The price tag of both employer-sponsored insurance and ACA Marketplace plans likely compounds this reluctance to enroll in coverage: according to the Peterson-KFF Health System Tracker, an insured young adult, on average, spent about $3,834 on health care in 2019. Based on available income data, many young adults may therefore be spending more than the recommended 10% of income on health care costs. Moreover, even when health care is offered, affordable, and robust, access to behavioral health care providers can remain out of reach. Even an informal survey of young adults will reveal that many remain unsure of their health care options.
Consequently, it is important to rethink how we communicate with young adults about their health care—and more specifically, their mental health care—options, as well as how we address health care costs at large. The Department of Health and Human Services has attempted to assist young adults by providing them with more resources to help them navigate open enrollment in ACA marketplaces, for instance. The federal government also has online resources for young adults to help them better understand their choices. Furthermore, there is growing recognition that college students, more specifically, need assistance balancing their academic careers with behavioral health challenges. However, more can be done.

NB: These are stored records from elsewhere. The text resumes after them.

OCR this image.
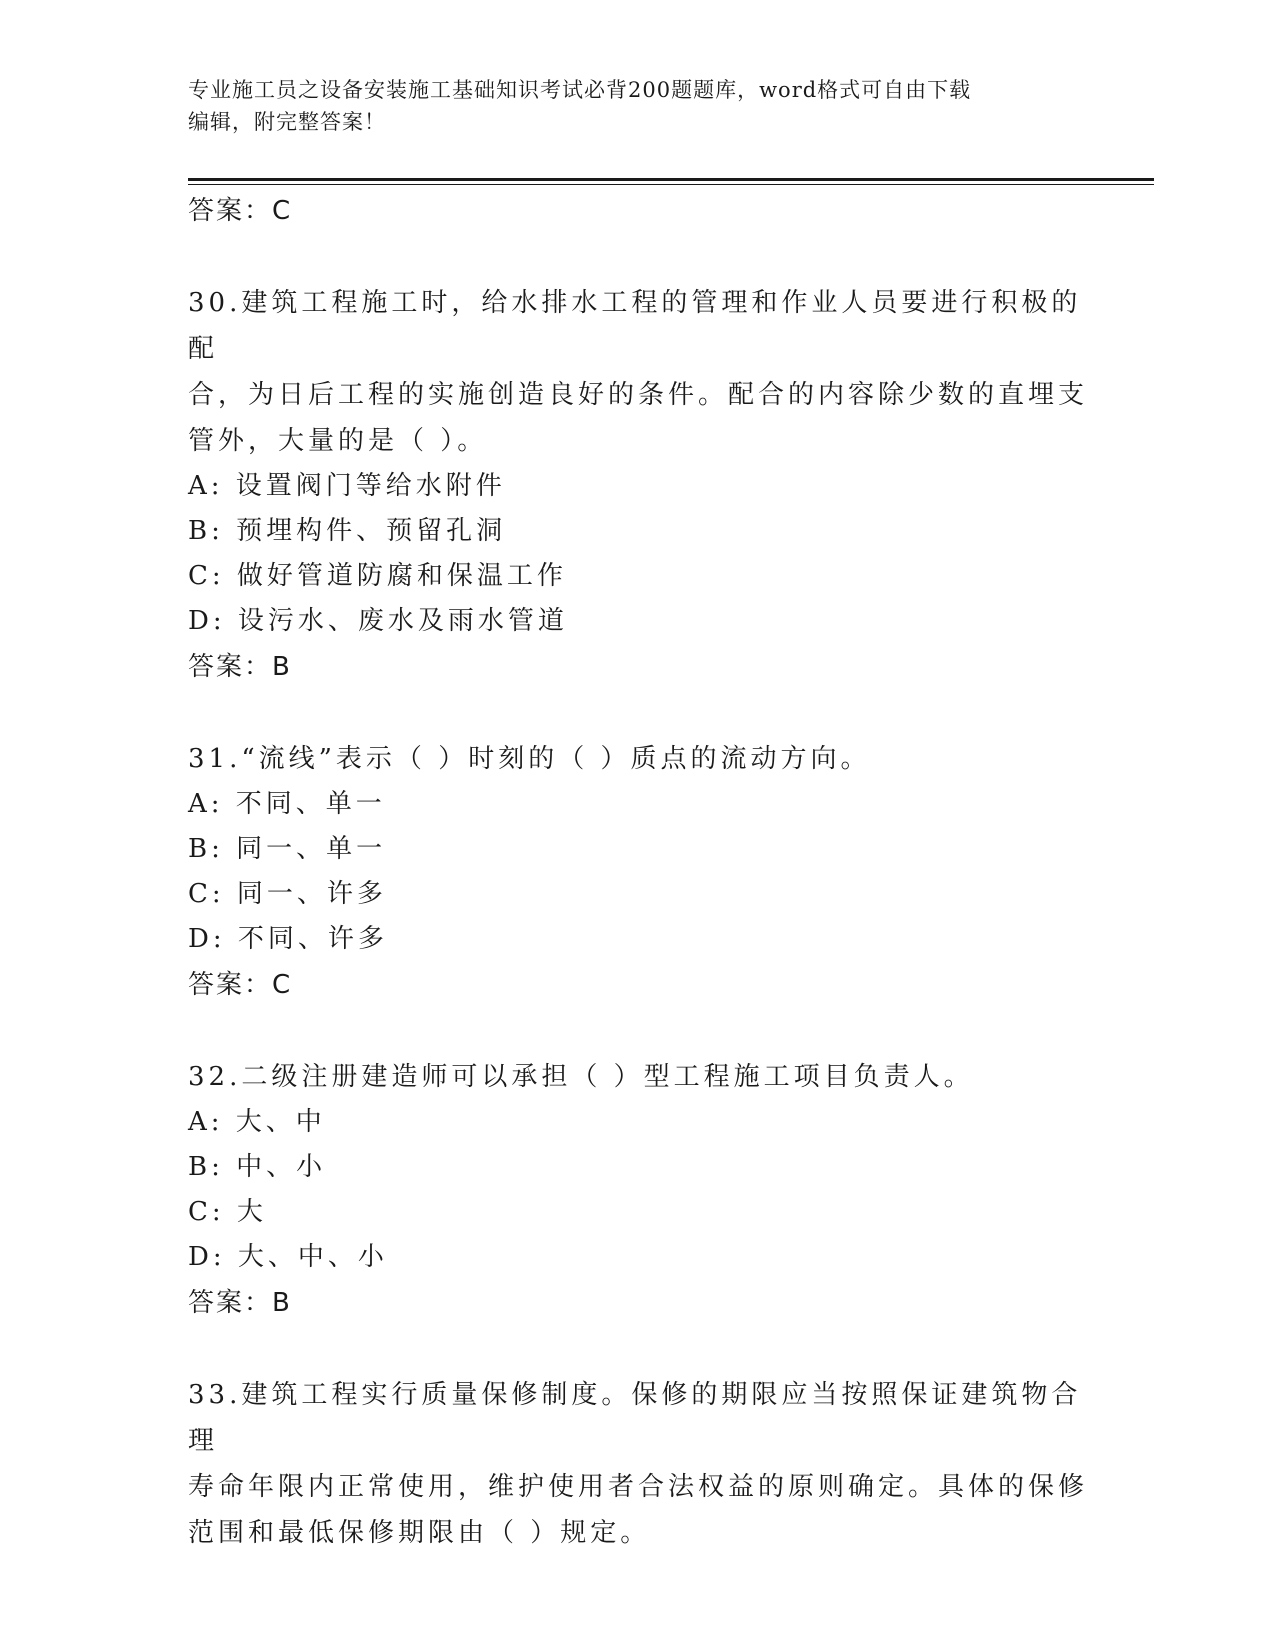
专业施工员之设备安装施工基础知识考试必背200题题库，word格式可自由下载
编辑，附完整答案！
答案：C
30.建筑工程施工时，给水排水工程的管理和作业人员要进行积极的配
合，为日后工程的实施创造良好的条件。配合的内容除少数的直埋支
管外，大量的是（ ）。
A: 设置阀门等给水附件
B: 预埋构件、预留孔洞
C: 做好管道防腐和保温工作
D: 设污水、废水及雨水管道
答案：B
31.“流线”表示（ ）时刻的（ ）质点的流动方向。
A: 不同、单一
B: 同一、单一
C: 同一、许多
D: 不同、许多
答案：C
32.二级注册建造师可以承担（ ）型工程施工项目负责人。
A: 大、中
B: 中、小
C: 大
D: 大、中、小
答案：B
33.建筑工程实行质量保修制度。保修的期限应当按照保证建筑物合理
寿命年限内正常使用，维护使用者合法权益的原则确定。具体的保修
范围和最低保修期限由（ ）规定。
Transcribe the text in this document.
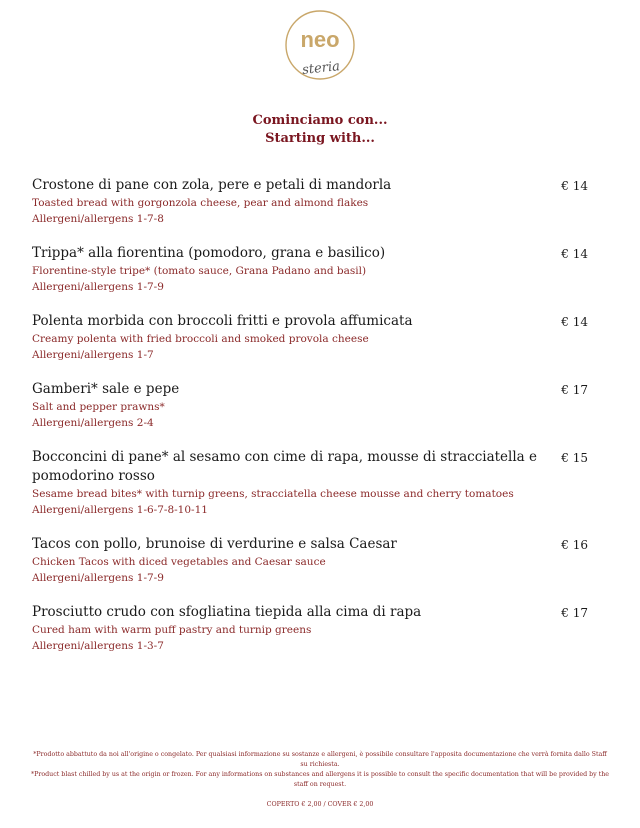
neo
steria
Cominciamo con...
Starting with...
Crostone di pane con zola, pere e petali di mandorla
Toasted bread with gorgonzola cheese, pear and almond flakes
Allergeni/allergens 1-7-8
€ 14
Trippa* alla fiorentina (pomodoro, grana e basilico)
Florentine-style tripe* (tomato sauce, Grana Padano and basil)
Allergeni/allergens 1-7-9
€ 14
Polenta morbida con broccoli fritti e provola affumicata
Creamy polenta with fried broccoli and smoked provola cheese
Allergeni/allergens 1-7
€ 14
Gamberi* sale e pepe
Salt and pepper prawns*
Allergeni/allergens 2-4
€ 17
Bocconcini di pane* al sesamo con cime di rapa, mousse di stracciatella e pomodorino rosso
Sesame bread bites* with turnip greens, stracciatella cheese mousse and cherry tomatoes
Allergeni/allergens 1-6-7-8-10-11
€ 15
Tacos con pollo, brunoise di verdurine e salsa Caesar
Chicken Tacos with diced vegetables and Caesar sauce
Allergeni/allergens 1-7-9
€ 16
Prosciutto crudo con sfogliatina tiepida alla cima di rapa
Cured ham with warm puff pastry and turnip greens
Allergeni/allergens 1-3-7
€ 17
*Prodotto abbattuto da noi all'origine o congelato. Per qualsiasi informazione su sostanze e allergeni, è possibile consultare l'apposita documentazione che verrà fornita dallo Staff su richiesta.
*Product blast chilled by us at the origin or frozen. For any informations on substances and allergens it is possible to consult the specific documentation that will be provided by the staff on request.
COPERTO € 2,00 / COVER € 2,00
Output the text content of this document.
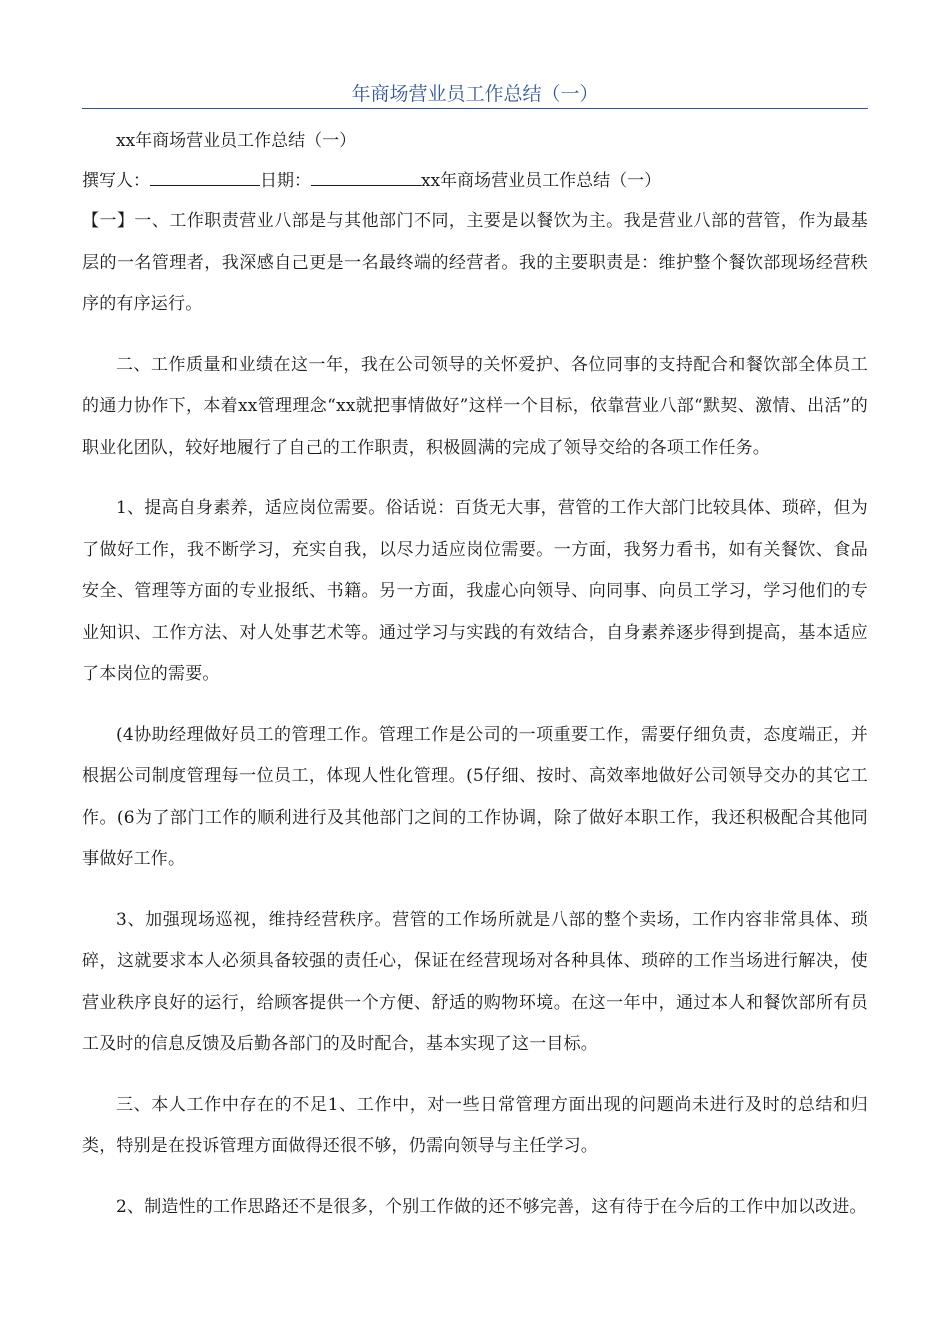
年商场营业员工作总结（一）
xx年商场营业员工作总结（一）
撰写人：	日期：	xx年商场营业员工作总结（一）

【一】一、工作职责营业八部是与其他部门不同，主要是以餐饮为主。我是营业八部的营管，作为最基层的一名管理者，我深感自己更是一名最终端的经营者。我的主要职责是：维护整个餐饮部现场经营秩序的有序运行。

二、工作质量和业绩在这一年，我在公司领导的关怀爱护、各位同事的支持配合和餐饮部全体员工的通力协作下，本着xx管理理念“xx就把事情做好”这样一个目标，依靠营业八部“默契、激情、出活”的职业化团队，较好地履行了自己的工作职责，积极圆满的完成了领导交给的各项工作任务。

1、提高自身素养，适应岗位需要。俗话说：百货无大事，营管的工作大部门比较具体、琐碎，但为了做好工作，我不断学习，充实自我，以尽力适应岗位需要。一方面，我努力看书，如有关餐饮、食品安全、管理等方面的专业报纸、书籍。另一方面，我虚心向领导、向同事、向员工学习，学习他们的专业知识、工作方法、对人处事艺术等。通过学习与实践的有效结合，自身素养逐步得到提高，基本适应了本岗位的需要。

(4协助经理做好员工的管理工作。管理工作是公司的一项重要工作，需要仔细负责，态度端正，并根据公司制度管理每一位员工，体现人性化管理。(5仔细、按时、高效率地做好公司领导交办的其它工作。(6为了部门工作的顺利进行及其他部门之间的工作协调，除了做好本职工作，我还积极配合其他同事做好工作。

3、加强现场巡视，维持经营秩序。营管的工作场所就是八部的整个卖场，工作内容非常具体、琐碎，这就要求本人必须具备较强的责任心，保证在经营现场对各种具体、琐碎的工作当场进行解决，使营业秩序良好的运行，给顾客提供一个方便、舒适的购物环境。在这一年中，通过本人和餐饮部所有员工及时的信息反馈及后勤各部门的及时配合，基本实现了这一目标。

三、本人工作中存在的不足1、工作中，对一些日常管理方面出现的问题尚未进行及时的总结和归类，特别是在投诉管理方面做得还很不够，仍需向领导与主任学习。

2、制造性的工作思路还不是很多，个别工作做的还不够完善，这有待于在今后的工作中加以改进。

BPC continues to promote behavioral health and primary care integration to enhance patient access to mental health and substance use disorder treatments, improve patient outcomes, and support mental health parity. BPC also continues to recommend sustained federal support to fully implement the 988 Suicide and Crisis Lifeline, which offers an unprecedented opportunity to connect all Americans to the behavioral health care services they require. And, this January, we will release a report promoting greater use of the non-licensed behavioral health workforce (e.g., peer support specialists and community health workers) to help fill gaps in care due to the behavioral health workforce shortage and, ideally, expand access to care for all Americans. We also recently released a report addressing the increasing costs of employer-sponsored health insurance, which is important for young adults who are able to access insurance through their employers. Indeed, all of the recommendations we’ve made to boost the access to and strength of the nation’s behavioral health care system should benefit young adults.
Moreover, the increased attention to the youth mental health crisis and the subsequent awareness of the issue has resulted in real change. We have witnessed efforts by both the Biden administration and Congress—Democrats and Republicans—to address the crisis, as well as concerted efforts by policymakers, researchers, and advocates to integrate behavioral health care with pediatric primary care. BPC looks forward to promoting and advancing these efforts through additional work in 2023 to improve access to care and enhance youth mental health outcomes.
The nation’s future does not rest solely on our adolescents—America’s young adults also are our future. We must not forget about them when looking to address the nation’s behavioral health challenges.